Although the CFAA is only composed of a few dedicated volunteer researchers, with the cooperation and support of local communities, their goal is becoming a reality.
In June 2017, interpretive plaques were installed at locations within the Gironde and Landes Departments of the Aquitaine region of France — sites of Canadian, American, and British forestry operations. A number of additional plaques were also unveiled in several small towns in France.
“It was definitely a special experience,” said LCol Audrey Murphy from ADM(Infrastructure and Environment), one of the Canadian Armed Forces delegates at the ceremonies. “At one of the ceremonies, the town went all out. It was pretty cute — there was a band of about 50 kids playing music.”
During the First World War, Allied operations required vast amounts of lumber to construct everything from facilities and tunnels, to trenches, bunkers, railways and bridges, as well as wood for heat in the winter. By early 1916, Great Britain was experiencing significant lumber shortfalls and made an urgent request to Canada for 1500 men skilled in the various aspects of lumber production. Canada’s response was immediate, and within six weeks, 1600 men were recruited from across Canada.
On May 13, 1916, lumberjacks of the 224th Canadian Forestry Battalion near Windsor, England, were the first to produce lumber overseas. By the end of the war, the CFC had been formed and comprised 41 companies operating in Great Britain and 60 companies in France, totalling approximately 17 000 men.

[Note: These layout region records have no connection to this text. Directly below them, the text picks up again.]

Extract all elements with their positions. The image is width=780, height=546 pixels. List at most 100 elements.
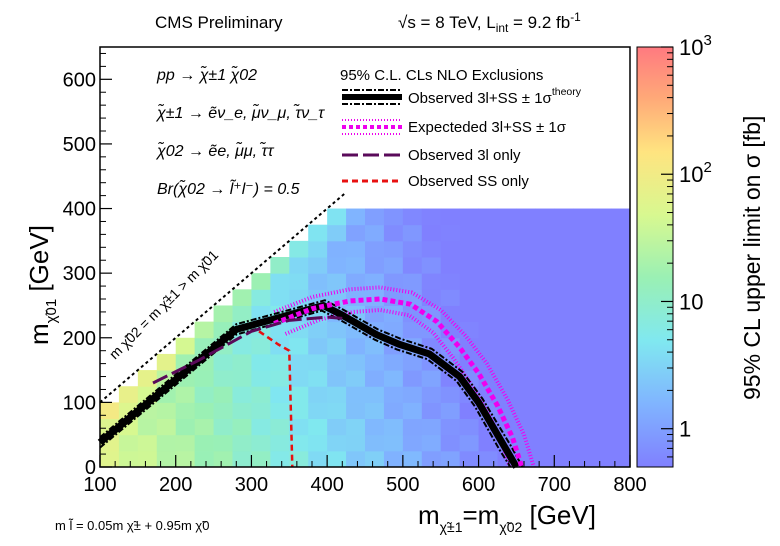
heatmap-cell [421, 450, 442, 468]
heatmap-cell [213, 450, 233, 468]
heatmap-cell [611, 434, 631, 452]
heatmap-cell [270, 289, 290, 306]
heatmap-cell [270, 434, 290, 452]
heatmap-cell [213, 434, 233, 452]
heatmap-cell [497, 370, 517, 387]
heatmap-cell [573, 289, 593, 306]
heatmap-cell [573, 305, 593, 323]
heatmap-cell [402, 321, 423, 339]
heatmap-cell [516, 208, 536, 226]
heatmap-cell [308, 353, 328, 371]
heatmap-cell [232, 386, 252, 403]
heatmap-cell [346, 273, 366, 290]
z-axis: 1 10 102 103 [661, 32, 712, 468]
heatmap-cell [100, 450, 120, 468]
heatmap-cell [289, 240, 309, 258]
heatmap-cell [308, 257, 328, 274]
heatmap-cell [535, 370, 555, 387]
heatmap-cell [289, 257, 309, 274]
heatmap-cell [365, 434, 385, 452]
heatmap-cell [100, 402, 120, 420]
heatmap-cell [554, 273, 574, 290]
observed-ss-only-line [258, 330, 294, 468]
heatmap-cell [346, 257, 366, 274]
heatmap-cell [478, 289, 498, 306]
heatmap-cell [365, 337, 385, 355]
heatmap-cell [383, 305, 404, 323]
heatmap-cell [327, 402, 347, 420]
heatmap-cell [383, 402, 404, 420]
heatmap-cell [402, 208, 423, 226]
heatmap-cell [270, 257, 290, 274]
heatmap-cell [592, 402, 612, 420]
heatmap-cell [327, 353, 347, 371]
process-line-4: Br(χ̃02 → l̃⁺l⁻) = 0.5 [157, 178, 300, 198]
heatmap-cell [611, 402, 631, 420]
heatmap-cell [308, 240, 328, 258]
heatmap-cell [251, 289, 271, 306]
heatmap-cell [289, 353, 309, 371]
heatmap-cell [327, 418, 347, 436]
heatmap-cell [308, 418, 328, 436]
legend-entry-3l: Observed 3l only [342, 147, 521, 164]
heatmap-cell [365, 240, 385, 258]
heatmap-cell [308, 370, 328, 387]
heatmap-cell [270, 450, 290, 468]
heatmap-cell [232, 418, 252, 436]
heatmap-cell [478, 434, 498, 452]
heatmap-cell [554, 402, 574, 420]
heatmap-cell [327, 240, 347, 258]
heatmap-cell [421, 370, 442, 387]
svg-text:Observed SS only: Observed SS only [408, 173, 529, 190]
heatmap-cell [383, 370, 404, 387]
heatmap-cell [554, 321, 574, 339]
heatmap-cell [573, 273, 593, 290]
heatmap-cell [137, 418, 158, 436]
heatmap-cell [383, 257, 404, 274]
header-right: √s = 8 TeV, Lint = 9.2 fb-1 [398, 10, 581, 35]
heatmap-cell [365, 208, 385, 226]
band-observed-upper [99, 299, 524, 468]
heatmap-cell [232, 434, 252, 452]
heatmap-cell [232, 450, 252, 468]
heatmap-cell [516, 305, 536, 323]
heatmap-cell [516, 257, 536, 274]
heatmap-cell [289, 273, 309, 290]
heatmap-cell [232, 370, 252, 387]
heatmap-cell [421, 418, 442, 436]
heatmap-cell [213, 386, 233, 403]
heatmap-cell [573, 353, 593, 371]
heatmap-cell [156, 402, 177, 420]
heatmap-cell [573, 402, 593, 420]
heatmap-cell [592, 305, 612, 323]
observed-3l-ss-line [97, 301, 520, 469]
heatmap-cell [327, 257, 347, 274]
heatmap-cell [402, 450, 423, 468]
process-line-2: χ̃±1 → ẽν_e, μ̃ν_μ, τ̃ν_τ [155, 102, 325, 122]
heatmap-cell [611, 208, 631, 226]
observed-3l-only-line [152, 315, 343, 385]
heatmap-cell [365, 353, 385, 371]
heatmap-cell [365, 257, 385, 274]
y-tick-label: 400 [63, 199, 96, 221]
heatmap-cell [478, 257, 498, 274]
heatmap-cell [308, 337, 328, 355]
heatmap-cell [573, 370, 593, 387]
heatmap-cell [421, 386, 442, 403]
y-axis-label: mχ̃01 [GeV] [24, 225, 60, 345]
x-tick-label: 800 [613, 474, 646, 496]
heatmap-cell [346, 450, 366, 468]
heatmap-cell [497, 273, 517, 290]
heatmap-cell [611, 224, 631, 242]
svg-text:Observed 3l+SS ± 1σtheory: Observed 3l+SS ± 1σtheory [408, 86, 582, 107]
heatmap-cell [611, 337, 631, 355]
heatmap-cell [251, 337, 271, 355]
heatmap-cell [421, 240, 442, 258]
heatmap-cell [327, 337, 347, 355]
heatmap-cell [554, 386, 574, 403]
heatmap-cell [554, 337, 574, 355]
heatmap-cell [402, 305, 423, 323]
heatmap-cell [459, 240, 480, 258]
heatmap-cell [592, 273, 612, 290]
heatmap-cell [383, 273, 404, 290]
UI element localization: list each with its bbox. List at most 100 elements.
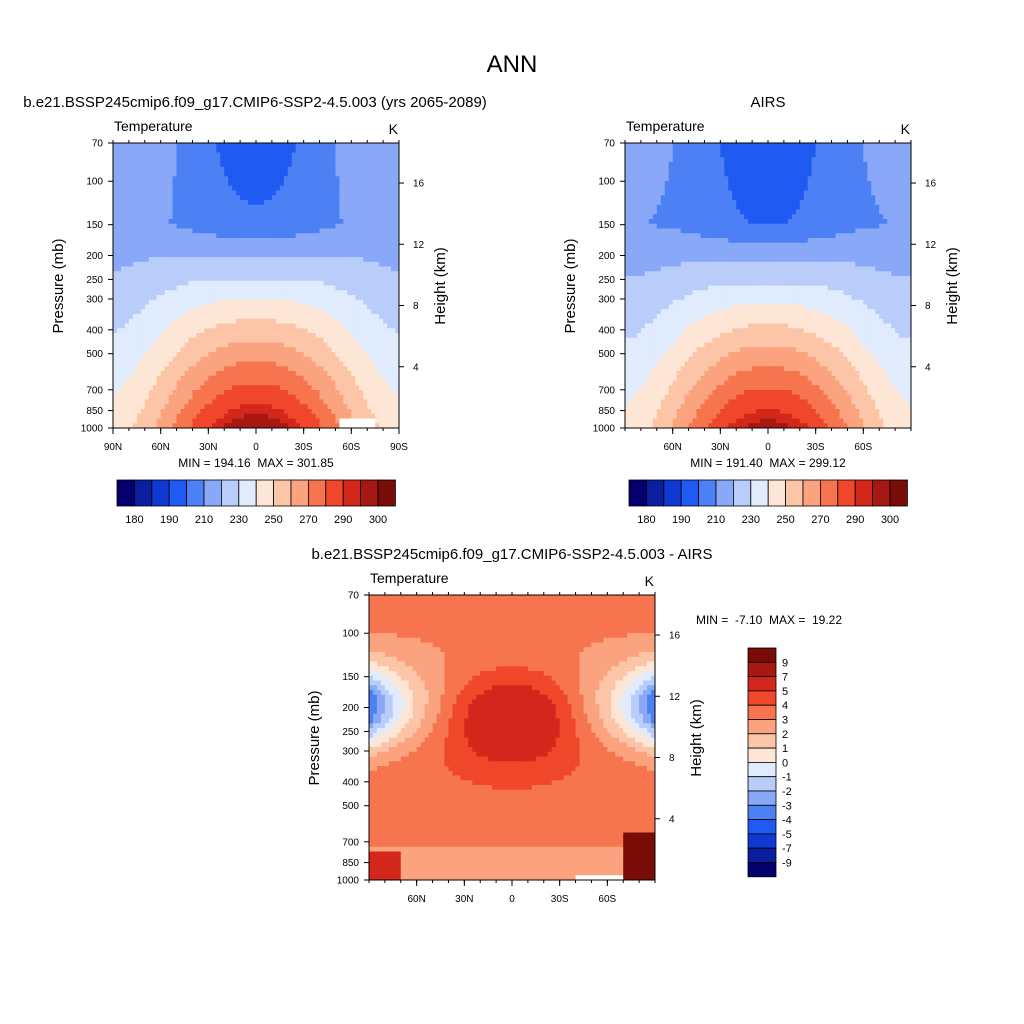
contour-cell bbox=[363, 190, 368, 196]
colorbar-swatch bbox=[325, 479, 344, 507]
contour-cell bbox=[363, 352, 368, 358]
contour-cell bbox=[267, 404, 273, 410]
contour-cell bbox=[395, 209, 399, 215]
contour-cell bbox=[283, 375, 289, 382]
contour-cell bbox=[383, 147, 388, 154]
contour-cell bbox=[327, 323, 333, 329]
contour-cell bbox=[351, 409, 356, 415]
contour-cell bbox=[164, 423, 170, 428]
contour-cell bbox=[291, 204, 297, 211]
contour-cell bbox=[220, 185, 225, 192]
contour-cell bbox=[331, 190, 337, 196]
contour-cell bbox=[636, 214, 642, 220]
contour-cell bbox=[311, 147, 317, 154]
contour-cell bbox=[244, 385, 249, 391]
contour-cell bbox=[168, 171, 174, 177]
contour-cell bbox=[144, 152, 150, 158]
contour-cell bbox=[240, 380, 245, 386]
contour-cell bbox=[625, 162, 630, 168]
contour-cell bbox=[319, 271, 325, 277]
contour-cell bbox=[640, 152, 646, 158]
contour-cell bbox=[236, 185, 241, 192]
contour-cell bbox=[200, 385, 205, 391]
contour-cell bbox=[395, 295, 399, 301]
contour-cell bbox=[132, 171, 138, 177]
contour-cell bbox=[291, 276, 297, 282]
contour-cell bbox=[371, 385, 376, 391]
contour-cell bbox=[220, 181, 225, 187]
contour-cell bbox=[176, 314, 182, 320]
contour-cell bbox=[248, 238, 253, 244]
contour-cell bbox=[656, 399, 662, 405]
contour-cell bbox=[331, 366, 337, 372]
contour-cell bbox=[339, 423, 344, 428]
contour-cell bbox=[640, 342, 646, 348]
contour-cell bbox=[271, 328, 277, 334]
contour-cell bbox=[160, 385, 166, 391]
contour-cell bbox=[371, 176, 376, 182]
contour-cell bbox=[632, 423, 638, 428]
contour-cell bbox=[160, 219, 166, 225]
contour-cell bbox=[204, 337, 209, 344]
contour-cell bbox=[168, 290, 174, 296]
contour-cell bbox=[176, 409, 182, 415]
contour-cell bbox=[184, 304, 190, 310]
contour-cell bbox=[375, 314, 380, 320]
contour-cell bbox=[120, 280, 126, 287]
contour-cell bbox=[343, 299, 348, 306]
contour-cell bbox=[140, 295, 146, 301]
contour-cell bbox=[343, 375, 348, 382]
contour-cell bbox=[164, 333, 170, 339]
contour-cell bbox=[395, 390, 399, 396]
contour-cell bbox=[224, 252, 229, 258]
contour-cell bbox=[299, 347, 305, 353]
contour-cell bbox=[375, 394, 380, 401]
contour-cell bbox=[152, 171, 158, 177]
contour-cell bbox=[323, 328, 329, 334]
contour-cell bbox=[359, 190, 364, 196]
contour-cell bbox=[232, 261, 237, 268]
contour-cell bbox=[184, 214, 190, 220]
contour-cell bbox=[140, 162, 146, 168]
contour-cell bbox=[184, 295, 190, 301]
contour-cell bbox=[275, 157, 281, 163]
contour-cell bbox=[204, 233, 209, 239]
contour-cell bbox=[656, 318, 662, 325]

Though operating far from the front lines, by the end of the war it had enormously contributed to the war effort and was supplying the majority of Allied timber requirements, with American and British forces primarily supplying the remainder.
In the months following the war’s conclusion, the CFC was disbanded. While it was re-established during the Second World War, it was disbanded once again after hostilities ended.
Despite the CFC’s critical contributions during the First World War, its historical importance has remained relatively unknown to the public.